Stimata Direttrice,
Le scrivo con ancora sotto gli occhi le immagini della vergognosa intimidazione subita giovedì sera dal nostro sindaco Gori. Gli insulti, le grida e soprattutto la scelta di circondare minacciosamente la sua abitazione privata sono assolutamente inaccettabili.
Tutto è nato da una protesta partita davanti al Comune, di cui capisco perfettamente le ragioni: i timori per il futuro e l’esasperazione di tanti miei concittadini. Bergamo ha sofferto in un modo indicibile durante la scorsa primavera e a tratti si è sentita abbandonata e sacrificata: soprattutto, rimane una ferita lacerante il pensiero che, se si fosse agito più tempestivamente per arginare il contagio nella sua fase iniziale, tanto dolore e tanti lutti ci sarebbero stati risparmiati.
Oggi, la nostra città si trova fortunatamente in una situazione meno grave rispetto al resto della Regione; ma, malgrado ciò, è stata coinvolta nel nuovo lockdown, che è arrivato come una doccia gelata sulla speranza di ripresa e di ritorno alla normalità che negli scorsi mesi si era timidamente avviata.
Mi rendo conto che la nuova chiusura viene sentita come ingiusta e catastrofica; ma non credo che si potesse evitarla ancora a lungo. Purtroppo, anche nella nostra città i numeri dei nuovi casi stanno salendo, seppure più lentamente che altrove e la vicinanza con le province più in difficoltà fa temere che il virus possa riprendere a circolare pericolosamente anche da noi.
Proprio la nostra storia recente ci ha insegnato che il contagio è come un incendio: va spento subito, ai primi focolai, altrimenti divamperà distruggendo tutto… aspettare non sarebbe servito che a peggiorare la situazione sanitaria e, di conseguenza, quella economica e sociale.
Non dovremmo essere noi bergamaschi a insegnarlo al resto del Paese?
La legittima protesta non può poi sconfinare in un atto intimidatorio, che mi è sembrato l’iniziativa vergognosa di una minoranza e andrebbe come tale censurato da chi ha partecipato alla manifestazione iniziale.
Davanti alla casa del sindaco ho visto sventolare alcune bandiere dell’Italia: è mortificante vedere il simbolo della nostra unità nazionale, che dovrebbe essere ancora più salda in un momento così difficile, strumentalizzato come stendardo di un’area politica che semina il risentimento e la discordia, per sfruttare la rabbia e la disperazione delle persone comuni come armi contro il proprio avversario.

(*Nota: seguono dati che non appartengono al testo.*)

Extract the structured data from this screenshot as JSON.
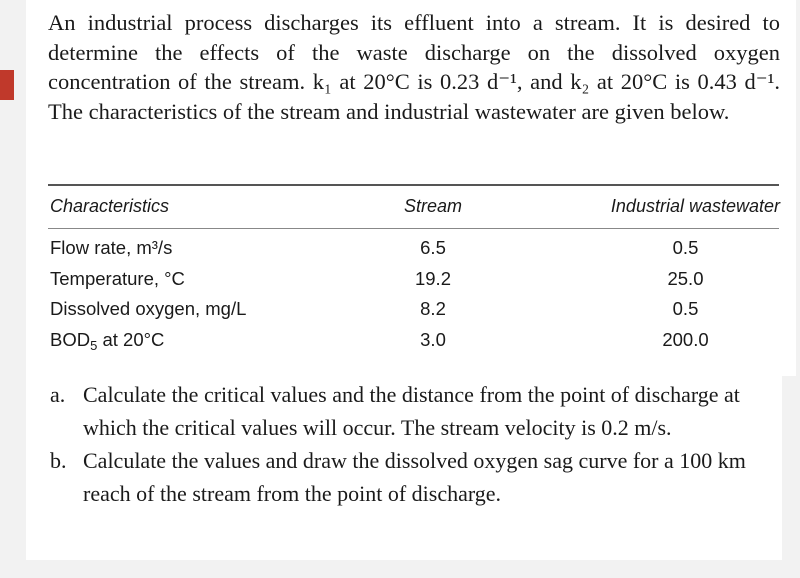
{
  "problem": {
    "intro": "An industrial process discharges its effluent into a stream. It is desired to determine the effects of the waste discharge on the dissolved oxygen concentration of the stream. k₁ at 20°C is 0.23 d⁻¹, and k₂ at 20°C is 0.43 d⁻¹. The characteristics of the stream and industrial wastewater are given below."
  },
  "table": {
    "headers": [
      "Characteristics",
      "Stream",
      "Industrial wastewater"
    ],
    "rows": [
      {
        "label": "Flow rate, m³/s",
        "stream": "6.5",
        "industrial": "0.5"
      },
      {
        "label": "Temperature, °C",
        "stream": "19.2",
        "industrial": "25.0"
      },
      {
        "label": "Dissolved oxygen, mg/L",
        "stream": "8.2",
        "industrial": "0.5"
      },
      {
        "label_main": "BOD",
        "label_sub": "5",
        "label_tail": " at 20°C",
        "stream": "3.0",
        "industrial": "200.0"
      }
    ]
  },
  "questions": [
    {
      "label": "a.",
      "text": "Calculate the critical values and the distance from the point of discharge at which the critical values will occur. The stream velocity is 0.2 m/s."
    },
    {
      "label": "b.",
      "text": "Calculate the values and draw the dissolved oxygen sag curve for a 100 km reach of the stream from the point of discharge."
    }
  ],
  "colors": {
    "accent": "#c0392b",
    "background": "#f2f2f2",
    "page": "#ffffff"
  }
}
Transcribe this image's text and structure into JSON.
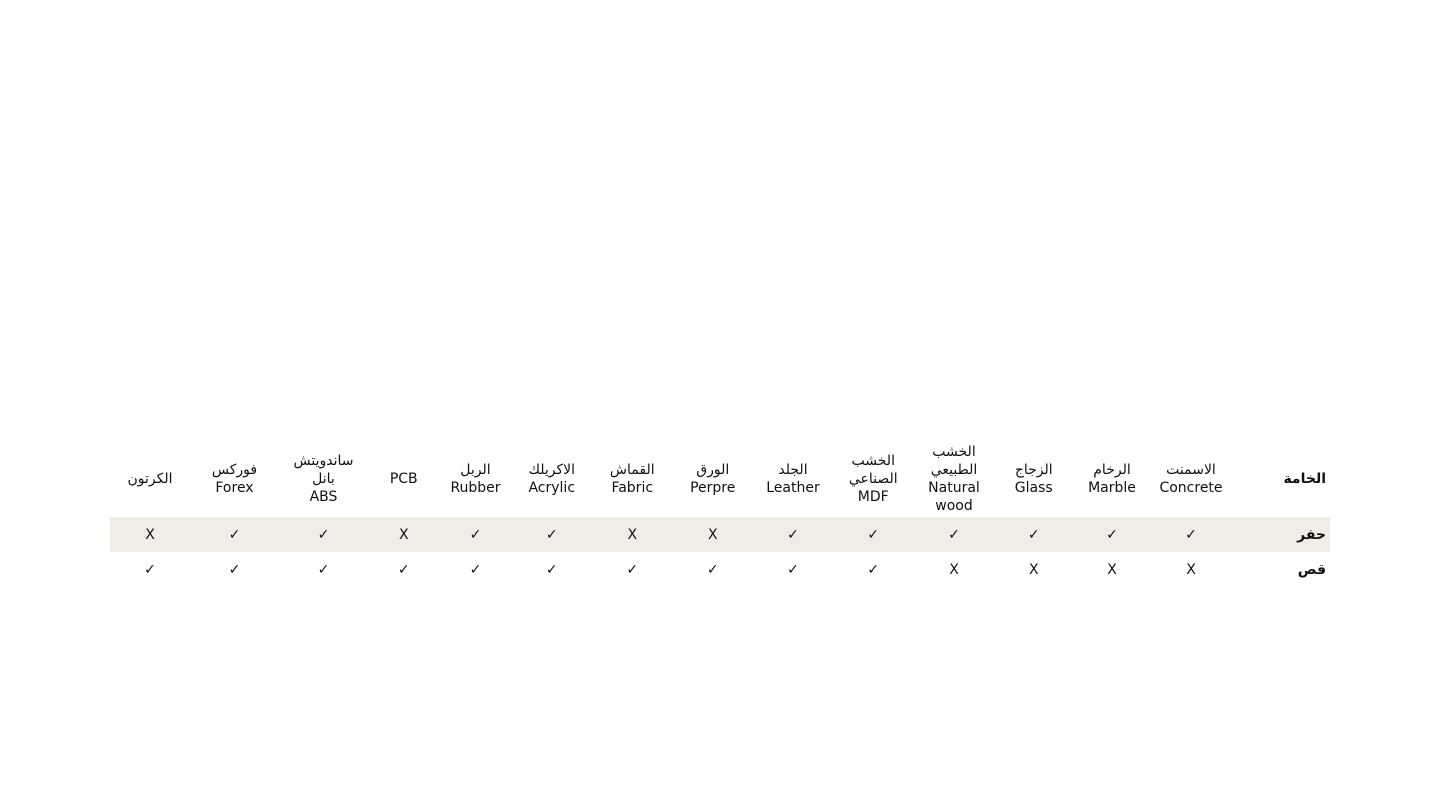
{
  "table": {
    "header": [
      [
        "الخامة"
      ],
      [
        "الاسمنت",
        "Concrete"
      ],
      [
        "الرخام",
        "Marble"
      ],
      [
        "الزجاج",
        "Glass"
      ],
      [
        "الخشب الطبيعي",
        "Natural wood"
      ],
      [
        "الخشب الصناعي",
        "MDF"
      ],
      [
        "الجلد",
        "Leather"
      ],
      [
        "الورق",
        "Perpre"
      ],
      [
        "القماش",
        "Fabric"
      ],
      [
        "الاكريلك",
        "Acrylic"
      ],
      [
        "الربل",
        "Rubber"
      ],
      [
        "PCB"
      ],
      [
        "ساندويتش بانل",
        "ABS"
      ],
      [
        "فوركس",
        "Forex"
      ],
      [
        "الكرتون"
      ]
    ],
    "rows": [
      {
        "label": "حفر",
        "cells": [
          "✓",
          "✓",
          "✓",
          "✓",
          "✓",
          "✓",
          "X",
          "X",
          "✓",
          "✓",
          "X",
          "✓",
          "✓",
          "X"
        ]
      },
      {
        "label": "قص",
        "cells": [
          "X",
          "X",
          "X",
          "X",
          "✓",
          "✓",
          "✓",
          "✓",
          "✓",
          "✓",
          "✓",
          "✓",
          "✓",
          "✓"
        ]
      }
    ]
  }
}
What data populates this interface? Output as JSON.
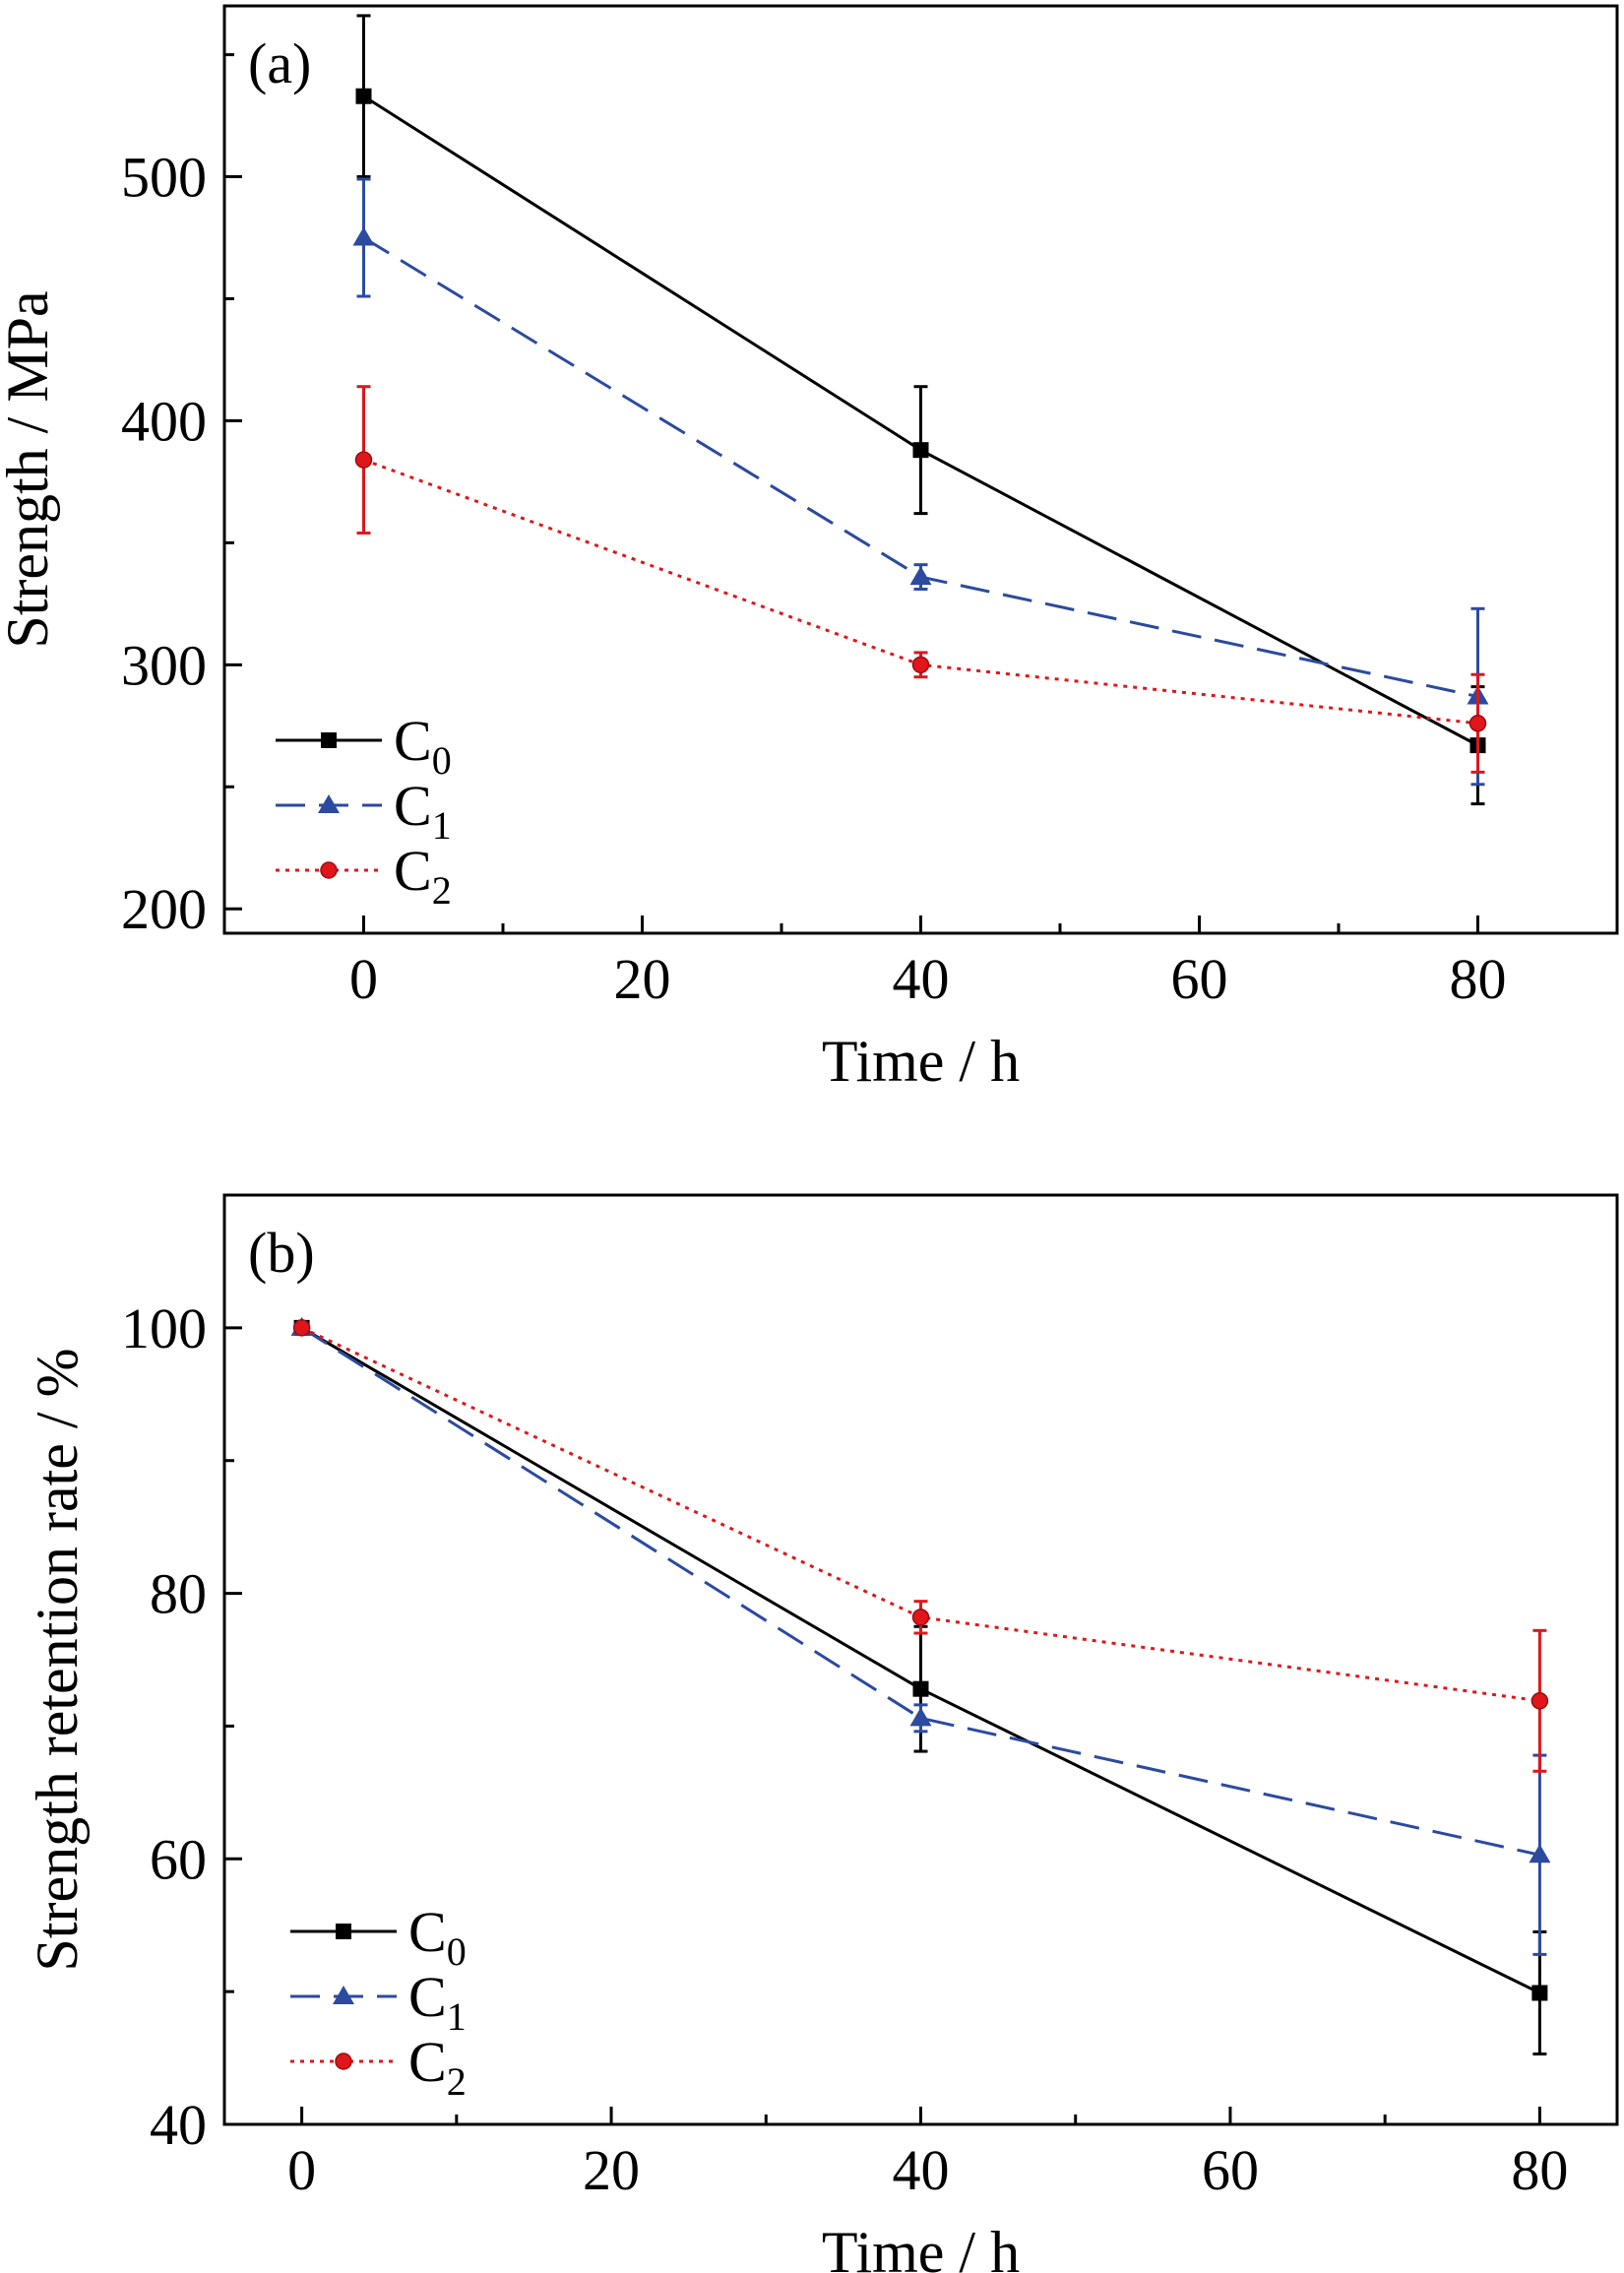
{
  "chart_data": [
    {
      "type": "line",
      "panel_label": "(a)",
      "xlabel": "Time / h",
      "ylabel": "Strength / MPa",
      "x": [
        0,
        40,
        80
      ],
      "xlim": [
        -10,
        90
      ],
      "ylim": [
        190,
        570
      ],
      "xticks": [
        0,
        20,
        40,
        60,
        80
      ],
      "yticks": [
        200,
        300,
        400,
        500
      ],
      "legend_position": "bottom-left",
      "series": [
        {
          "name": "C",
          "subscript": "0",
          "values": [
            533,
            388,
            267
          ],
          "errors": [
            33,
            26,
            24
          ],
          "color": "#000000",
          "dash": "",
          "marker": "square"
        },
        {
          "name": "C",
          "subscript": "1",
          "values": [
            475,
            336,
            287
          ],
          "errors": [
            24,
            5,
            36
          ],
          "color": "#2b4aa0",
          "dash": "30,14",
          "marker": "triangle"
        },
        {
          "name": "C",
          "subscript": "2",
          "values": [
            384,
            300,
            276
          ],
          "errors": [
            30,
            5,
            20
          ],
          "color": "#e0161b",
          "dash": "4,6",
          "marker": "circle"
        }
      ]
    },
    {
      "type": "line",
      "panel_label": "(b)",
      "xlabel": "Time / h",
      "ylabel": "Strength retention rate / %",
      "x": [
        0,
        40,
        80
      ],
      "xlim": [
        -5,
        85
      ],
      "ylim": [
        40,
        110
      ],
      "xticks": [
        0,
        20,
        40,
        60,
        80
      ],
      "yticks": [
        40,
        60,
        80,
        100
      ],
      "legend_position": "bottom-left",
      "series": [
        {
          "name": "C",
          "subscript": "0",
          "values": [
            100,
            72.8,
            49.9
          ],
          "errors": [
            0,
            4.7,
            4.6
          ],
          "color": "#000000",
          "dash": "",
          "marker": "square"
        },
        {
          "name": "C",
          "subscript": "1",
          "values": [
            100,
            70.6,
            60.3
          ],
          "errors": [
            0,
            1.0,
            7.5
          ],
          "color": "#2b4aa0",
          "dash": "30,14",
          "marker": "triangle"
        },
        {
          "name": "C",
          "subscript": "2",
          "values": [
            100,
            78.2,
            71.9
          ],
          "errors": [
            0,
            1.2,
            5.3
          ],
          "color": "#e0161b",
          "dash": "4,6",
          "marker": "circle"
        }
      ]
    }
  ]
}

È un’area politica che ha sempre minimizzato il pericolo dell’epidemia o, addirittura, è arrivata a descriverlo come inesistente, frutto di un surreale complotto, insultando così la memoria dei nostri morti e delle nostre terribili sofferenze: è anche per loro responsabilità che il Paese si è fatto trovare impreparato dalla seconda ondata e si trova oggi sulla soglia di un nuovo incubo.
Come si può non prenderne le distanze?
Cara Direttrice, nell’esprimere una doverosa solidarietà al nostro sindaco, vorrei rivolgermi ai nostri concittadini: non lasciamoci ingannare.
Abbiamo di nuovo di fronte il nostro nemico, il virus e non serve a nulla litigare tra di noi, o prendercela con chi ha sbagliato e con chi sta ancora sbagliando (anche perché lo abbiamo fatto e lo stiamo ancora facendo un po’ tutti, ognuno al suo livello): serve invece essere uniti, capire cosa è più utile fare in questo momento, ritrovare la solidarietà che ci ha aiutato nei momenti peggiori della prima ondata.
Dobbiamo agire tutti insieme per superare un’altra volta il pericolo e per metterlo sotto controllo per il futuro. Altrimenti, sappiamo già come può andare a finire: e questa volta sarebbe, purtroppo, anche colpa nostra.